Kurklu Haci Ali, Ozyuncu Nil, Koyuncu İrem Muge Akbulut, Esenboga Kerim, Tan Turkan Seda
Department of Cardiovascular Medicine, Ankara Etlik Research Hospital, 06170 Ankara, Turkey.
Department of Cardiovascular Medicine, Ankara University School of Medicine, 06170 Ankara, Turkey.
Diagnostics (Basel). 2024 Sep 11;14(18):2007. doi: 10.3390/diagnostics14182007.
Percutaneous coronary intervention (PCI) to chronic total occlusion (CTO) is still a subject of debate. The primary goal of revascularization is to provide symptomatic relief and enhance left ventricular (LV) functions. Global longitudinal strain (GLS) is proven to be more sensitive than the ejection fraction (EF), especially for subtle ischemic changes. The purpose of this study was to investigate the improvement in LV GLS after revascularization of symptomatic stable coronary patients with single-vessel CTO, categorized according to their collateral supply grades. Sixty-nine patients with successful CTO-PCI were grouped, according to their collateral supply grades, as well-developed (WD) and poor collateral groups and followed-up for 3 months. Basal characteristics were similar for both groups, except for a lower EF ( = 0.04) and impaired GLS ( < 0.0001) in the poor collateral group. At the end of 3 months follow-up, symptomatic relief was similar in both groups ( = 0.101). GLS improvement reached statistical significance only for the poor collateral, not for the WD group ( < 0.0001 and = 0.054, respectively). The EF did not change significantly in both groups. Poorly collateralized CTO lesions may not only result in baseline LV dysfunction, but also appear to carry potential for recovery after revascularization. This may not be the case for WD collaterals.
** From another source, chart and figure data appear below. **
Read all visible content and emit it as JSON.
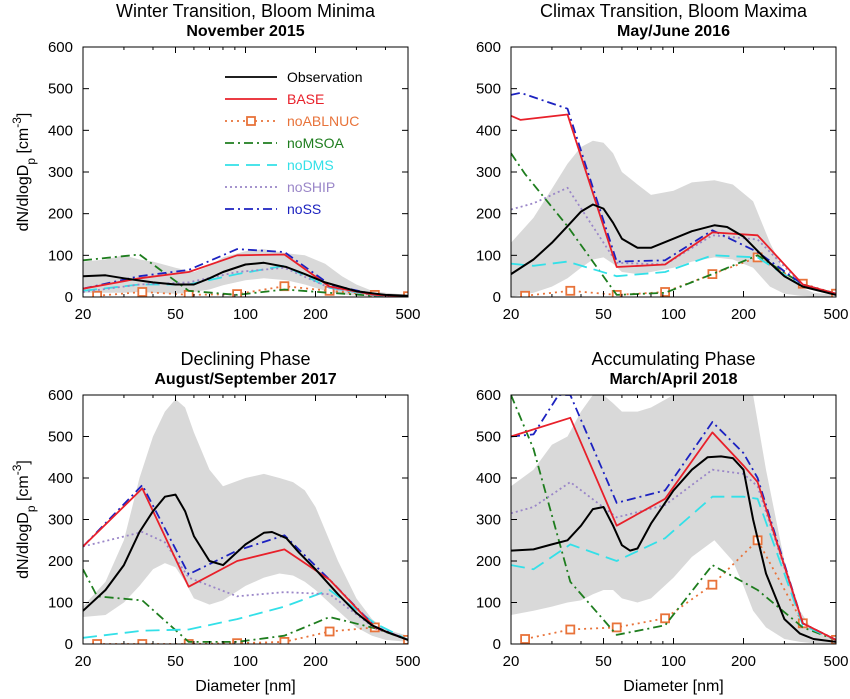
{
  "figure": {
    "ylabel_main": "dN/dlogD",
    "ylabel_sub": "p",
    "ylabel_unit_pre": " [cm",
    "ylabel_unit_sup": "-3",
    "ylabel_unit_post": "]",
    "xlabel": "Diameter [nm]"
  },
  "legend": [
    {
      "name": "Observation",
      "color": "#000000",
      "dash": "",
      "marker": false
    },
    {
      "name": "BASE",
      "color": "#e8202a",
      "dash": "",
      "marker": false
    },
    {
      "name": "noABLNUC",
      "color": "#e8733a",
      "dash": "2,4",
      "marker": true
    },
    {
      "name": "noMSOA",
      "color": "#1e7d1e",
      "dash": "9,4,2,4",
      "marker": false
    },
    {
      "name": "noDMS",
      "color": "#33e0e8",
      "dash": "14,7",
      "marker": false
    },
    {
      "name": "noSHIP",
      "color": "#9a86c8",
      "dash": "2,3",
      "marker": false
    },
    {
      "name": "noSS",
      "color": "#1c22c0",
      "dash": "9,4,2,4",
      "marker": false
    }
  ],
  "chart_data": [
    {
      "type": "line",
      "title": "Winter Transition, Bloom Minima",
      "subtitle": "November 2015",
      "xscale": "log",
      "xlim": [
        20,
        500
      ],
      "ylim": [
        0,
        600
      ],
      "xticks": [
        20,
        50,
        100,
        200,
        500
      ],
      "yticks": [
        0,
        100,
        200,
        300,
        400,
        500,
        600
      ],
      "show_ylabel": true,
      "show_xlabel": false,
      "band": {
        "x": [
          20,
          25,
          30,
          35,
          40,
          50,
          60,
          70,
          80,
          100,
          120,
          150,
          180,
          220,
          260,
          300,
          350,
          400,
          500
        ],
        "upper": [
          85,
          90,
          100,
          90,
          85,
          70,
          60,
          75,
          95,
          110,
          115,
          105,
          100,
          80,
          50,
          30,
          15,
          10,
          5
        ],
        "lower": [
          10,
          10,
          10,
          12,
          10,
          8,
          12,
          18,
          28,
          40,
          45,
          40,
          30,
          15,
          6,
          3,
          2,
          1,
          0
        ]
      },
      "series": [
        {
          "name": "Observation",
          "x": [
            20,
            25,
            30,
            40,
            50,
            60,
            70,
            80,
            100,
            120,
            150,
            180,
            220,
            300,
            400,
            500
          ],
          "y": [
            50,
            52,
            45,
            35,
            30,
            30,
            45,
            60,
            78,
            82,
            72,
            55,
            35,
            14,
            5,
            3
          ]
        },
        {
          "name": "BASE",
          "x": [
            20,
            35,
            57,
            92,
            147,
            230,
            360,
            500
          ],
          "y": [
            20,
            45,
            60,
            100,
            102,
            25,
            5,
            2
          ]
        },
        {
          "name": "noABLNUC",
          "x": [
            23,
            36,
            57,
            92,
            147,
            230,
            360,
            500
          ],
          "y": [
            3,
            12,
            5,
            7,
            26,
            15,
            5,
            2
          ]
        },
        {
          "name": "noMSOA",
          "x": [
            20,
            35,
            57,
            92,
            147,
            230,
            360,
            500
          ],
          "y": [
            88,
            102,
            15,
            5,
            18,
            10,
            3,
            1
          ]
        },
        {
          "name": "noDMS",
          "x": [
            20,
            35,
            57,
            92,
            147,
            230,
            360,
            500
          ],
          "y": [
            15,
            30,
            30,
            55,
            75,
            22,
            4,
            2
          ]
        },
        {
          "name": "noSHIP",
          "x": [
            20,
            35,
            57,
            92,
            147,
            230,
            360,
            500
          ],
          "y": [
            12,
            30,
            35,
            60,
            70,
            22,
            4,
            2
          ]
        },
        {
          "name": "noSS",
          "x": [
            20,
            35,
            57,
            92,
            147,
            230,
            360,
            500
          ],
          "y": [
            20,
            50,
            65,
            115,
            108,
            30,
            6,
            2
          ]
        }
      ]
    },
    {
      "type": "line",
      "title": "Climax Transition, Bloom Maxima",
      "subtitle": "May/June 2016",
      "xscale": "log",
      "xlim": [
        20,
        500
      ],
      "ylim": [
        0,
        600
      ],
      "xticks": [
        20,
        50,
        100,
        200,
        500
      ],
      "yticks": [
        0,
        100,
        200,
        300,
        400,
        500,
        600
      ],
      "show_ylabel": false,
      "show_xlabel": false,
      "band": {
        "x": [
          20,
          25,
          30,
          35,
          40,
          45,
          50,
          55,
          60,
          70,
          80,
          100,
          120,
          150,
          180,
          220,
          260,
          300,
          350,
          400,
          500
        ],
        "upper": [
          130,
          190,
          260,
          320,
          360,
          375,
          370,
          345,
          300,
          270,
          245,
          255,
          275,
          280,
          270,
          230,
          130,
          60,
          25,
          10,
          5
        ],
        "lower": [
          0,
          10,
          25,
          45,
          70,
          90,
          95,
          80,
          60,
          55,
          60,
          70,
          85,
          95,
          90,
          70,
          25,
          8,
          3,
          1,
          0
        ]
      },
      "series": [
        {
          "name": "Observation",
          "x": [
            20,
            25,
            30,
            35,
            40,
            45,
            50,
            55,
            60,
            70,
            80,
            100,
            120,
            150,
            170,
            200,
            250,
            300,
            360,
            500
          ],
          "y": [
            55,
            90,
            130,
            170,
            205,
            222,
            212,
            178,
            140,
            118,
            118,
            140,
            158,
            172,
            168,
            145,
            90,
            50,
            25,
            5
          ]
        },
        {
          "name": "BASE",
          "x": [
            20,
            22,
            35,
            57,
            92,
            147,
            230,
            360,
            500
          ],
          "y": [
            435,
            425,
            438,
            72,
            78,
            155,
            148,
            30,
            8
          ]
        },
        {
          "name": "noABLNUC",
          "x": [
            23,
            36,
            57,
            92,
            147,
            230,
            360,
            500
          ],
          "y": [
            3,
            15,
            5,
            12,
            55,
            95,
            32,
            8
          ]
        },
        {
          "name": "noMSOA",
          "x": [
            20,
            23,
            35,
            57,
            92,
            147,
            230,
            360,
            500
          ],
          "y": [
            345,
            295,
            170,
            5,
            10,
            55,
            100,
            30,
            8
          ]
        },
        {
          "name": "noDMS",
          "x": [
            20,
            25,
            35,
            57,
            92,
            147,
            230,
            360,
            500
          ],
          "y": [
            80,
            75,
            85,
            50,
            60,
            100,
            95,
            25,
            8
          ]
        },
        {
          "name": "noSHIP",
          "x": [
            20,
            25,
            35,
            57,
            92,
            147,
            230,
            360,
            500
          ],
          "y": [
            210,
            225,
            262,
            82,
            78,
            148,
            138,
            28,
            8
          ]
        },
        {
          "name": "noSS",
          "x": [
            20,
            22,
            35,
            57,
            92,
            147,
            230,
            360,
            500
          ],
          "y": [
            485,
            490,
            452,
            85,
            88,
            160,
            108,
            30,
            8
          ]
        }
      ]
    },
    {
      "type": "line",
      "title": "Declining Phase",
      "subtitle": "August/September 2017",
      "xscale": "log",
      "xlim": [
        20,
        500
      ],
      "ylim": [
        0,
        600
      ],
      "xticks": [
        20,
        50,
        100,
        200,
        500
      ],
      "yticks": [
        0,
        100,
        200,
        300,
        400,
        500,
        600
      ],
      "show_ylabel": true,
      "show_xlabel": true,
      "band": {
        "x": [
          20,
          25,
          30,
          35,
          40,
          45,
          50,
          55,
          60,
          70,
          80,
          100,
          120,
          140,
          160,
          180,
          200,
          250,
          300,
          350,
          400,
          500
        ],
        "upper": [
          90,
          150,
          250,
          400,
          500,
          560,
          590,
          570,
          510,
          420,
          380,
          400,
          410,
          400,
          390,
          370,
          330,
          200,
          110,
          60,
          35,
          20
        ],
        "lower": [
          65,
          70,
          100,
          140,
          180,
          195,
          185,
          150,
          110,
          95,
          105,
          140,
          160,
          170,
          165,
          150,
          130,
          80,
          40,
          20,
          10,
          5
        ]
      },
      "series": [
        {
          "name": "Observation",
          "x": [
            20,
            25,
            30,
            35,
            40,
            45,
            50,
            55,
            60,
            70,
            80,
            100,
            120,
            130,
            150,
            170,
            200,
            250,
            300,
            350,
            400,
            500
          ],
          "y": [
            80,
            130,
            190,
            270,
            320,
            355,
            360,
            320,
            260,
            200,
            190,
            240,
            268,
            270,
            255,
            220,
            180,
            120,
            75,
            45,
            30,
            10
          ]
        },
        {
          "name": "BASE",
          "x": [
            20,
            36,
            57,
            92,
            147,
            230,
            360,
            500
          ],
          "y": [
            235,
            375,
            138,
            200,
            228,
            155,
            40,
            10
          ]
        },
        {
          "name": "noABLNUC",
          "x": [
            23,
            36,
            57,
            92,
            147,
            230,
            360,
            500
          ],
          "y": [
            0,
            0,
            0,
            2,
            5,
            30,
            40,
            10
          ]
        },
        {
          "name": "noMSOA",
          "x": [
            20,
            23,
            36,
            57,
            92,
            147,
            230,
            360,
            500
          ],
          "y": [
            180,
            115,
            105,
            5,
            5,
            20,
            65,
            38,
            10
          ]
        },
        {
          "name": "noDMS",
          "x": [
            20,
            36,
            57,
            92,
            147,
            230,
            360,
            500
          ],
          "y": [
            15,
            32,
            35,
            60,
            90,
            130,
            50,
            10
          ]
        },
        {
          "name": "noSHIP",
          "x": [
            20,
            36,
            45,
            57,
            92,
            147,
            230,
            360,
            500
          ],
          "y": [
            235,
            270,
            245,
            160,
            115,
            125,
            120,
            38,
            10
          ]
        },
        {
          "name": "noSS",
          "x": [
            20,
            36,
            57,
            92,
            147,
            230,
            360,
            500
          ],
          "y": [
            235,
            383,
            168,
            225,
            262,
            155,
            42,
            10
          ]
        }
      ]
    },
    {
      "type": "line",
      "title": "Accumulating Phase",
      "subtitle": "March/April 2018",
      "xscale": "log",
      "xlim": [
        20,
        500
      ],
      "ylim": [
        0,
        600
      ],
      "xticks": [
        20,
        50,
        100,
        200,
        500
      ],
      "yticks": [
        0,
        100,
        200,
        300,
        400,
        500,
        600
      ],
      "show_ylabel": false,
      "show_xlabel": true,
      "band": {
        "x": [
          20,
          25,
          30,
          35,
          40,
          45,
          50,
          55,
          60,
          70,
          80,
          100,
          120,
          150,
          180,
          200,
          220,
          250,
          300,
          350,
          400,
          500
        ],
        "upper": [
          380,
          420,
          480,
          500,
          560,
          600,
          600,
          580,
          560,
          560,
          570,
          600,
          600,
          600,
          600,
          600,
          600,
          420,
          200,
          80,
          30,
          10
        ],
        "lower": [
          70,
          80,
          90,
          100,
          105,
          120,
          130,
          130,
          110,
          100,
          110,
          160,
          210,
          250,
          200,
          140,
          80,
          40,
          12,
          5,
          2,
          1
        ]
      },
      "series": [
        {
          "name": "Observation",
          "x": [
            20,
            25,
            30,
            35,
            40,
            45,
            50,
            55,
            60,
            65,
            70,
            80,
            100,
            120,
            140,
            160,
            180,
            200,
            220,
            250,
            300,
            350,
            400,
            500
          ],
          "y": [
            225,
            228,
            240,
            250,
            285,
            325,
            330,
            285,
            238,
            225,
            230,
            290,
            370,
            420,
            450,
            452,
            448,
            420,
            300,
            170,
            60,
            25,
            12,
            5
          ]
        },
        {
          "name": "BASE",
          "x": [
            20,
            36,
            57,
            92,
            147,
            200,
            230,
            360,
            500
          ],
          "y": [
            500,
            545,
            285,
            350,
            510,
            430,
            390,
            50,
            10
          ]
        },
        {
          "name": "noABLNUC",
          "x": [
            23,
            36,
            57,
            92,
            147,
            230,
            360,
            500
          ],
          "y": [
            12,
            35,
            40,
            62,
            143,
            250,
            50,
            10
          ]
        },
        {
          "name": "noMSOA",
          "x": [
            20,
            25,
            36,
            57,
            92,
            147,
            230,
            360,
            500
          ],
          "y": [
            600,
            470,
            150,
            22,
            45,
            190,
            130,
            40,
            10
          ]
        },
        {
          "name": "noDMS",
          "x": [
            20,
            25,
            36,
            57,
            92,
            147,
            200,
            230,
            360,
            500
          ],
          "y": [
            190,
            180,
            240,
            200,
            255,
            355,
            355,
            350,
            45,
            10
          ]
        },
        {
          "name": "noSHIP",
          "x": [
            20,
            25,
            36,
            57,
            92,
            147,
            200,
            230,
            360,
            500
          ],
          "y": [
            315,
            330,
            390,
            305,
            335,
            420,
            410,
            380,
            50,
            10
          ]
        },
        {
          "name": "noSS",
          "x": [
            20,
            25,
            32,
            36,
            57,
            92,
            147,
            200,
            230,
            360,
            500
          ],
          "y": [
            500,
            505,
            600,
            600,
            340,
            370,
            535,
            460,
            400,
            50,
            10
          ]
        }
      ]
    }
  ]
}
经皮冠状动脉介入治疗(PCI)慢性完全闭塞病变(CTO)仍是一个存在争议的话题。血运重建的主要目标是缓解症状并增强左心室(LV)功能。全球纵向应变(GLS)已被证明比射血分数(EF)更敏感,特别是对于细微的缺血性改变。本研究的目的是调查症状性稳定型单支血管CTO冠心病患者血运重建后LV GLS的改善情况,并根据侧支循环供应等级进行分类。69例成功进行CTO-PCI的患者根据其侧支循环供应等级分为侧支循环良好(WD)组和侧支循环不良组,并随访3个月。两组的基础特征相似,但侧支循环不良组的EF较低(= 0.04)且GLS受损(< 0.0001)。在3个月随访结束时,两组的症状缓解情况相似(= 0.101)。仅侧支循环不良组的GLS改善达到统计学意义,而WD组未达到(分别为< 0.0001和= 0.054)。两组的EF均无显著变化。侧支循环不良的CTO病变不仅可能导致基线LV功能障碍,而且在血运重建后似乎具有恢复潜力。对于WD侧支循环情况可能并非如此。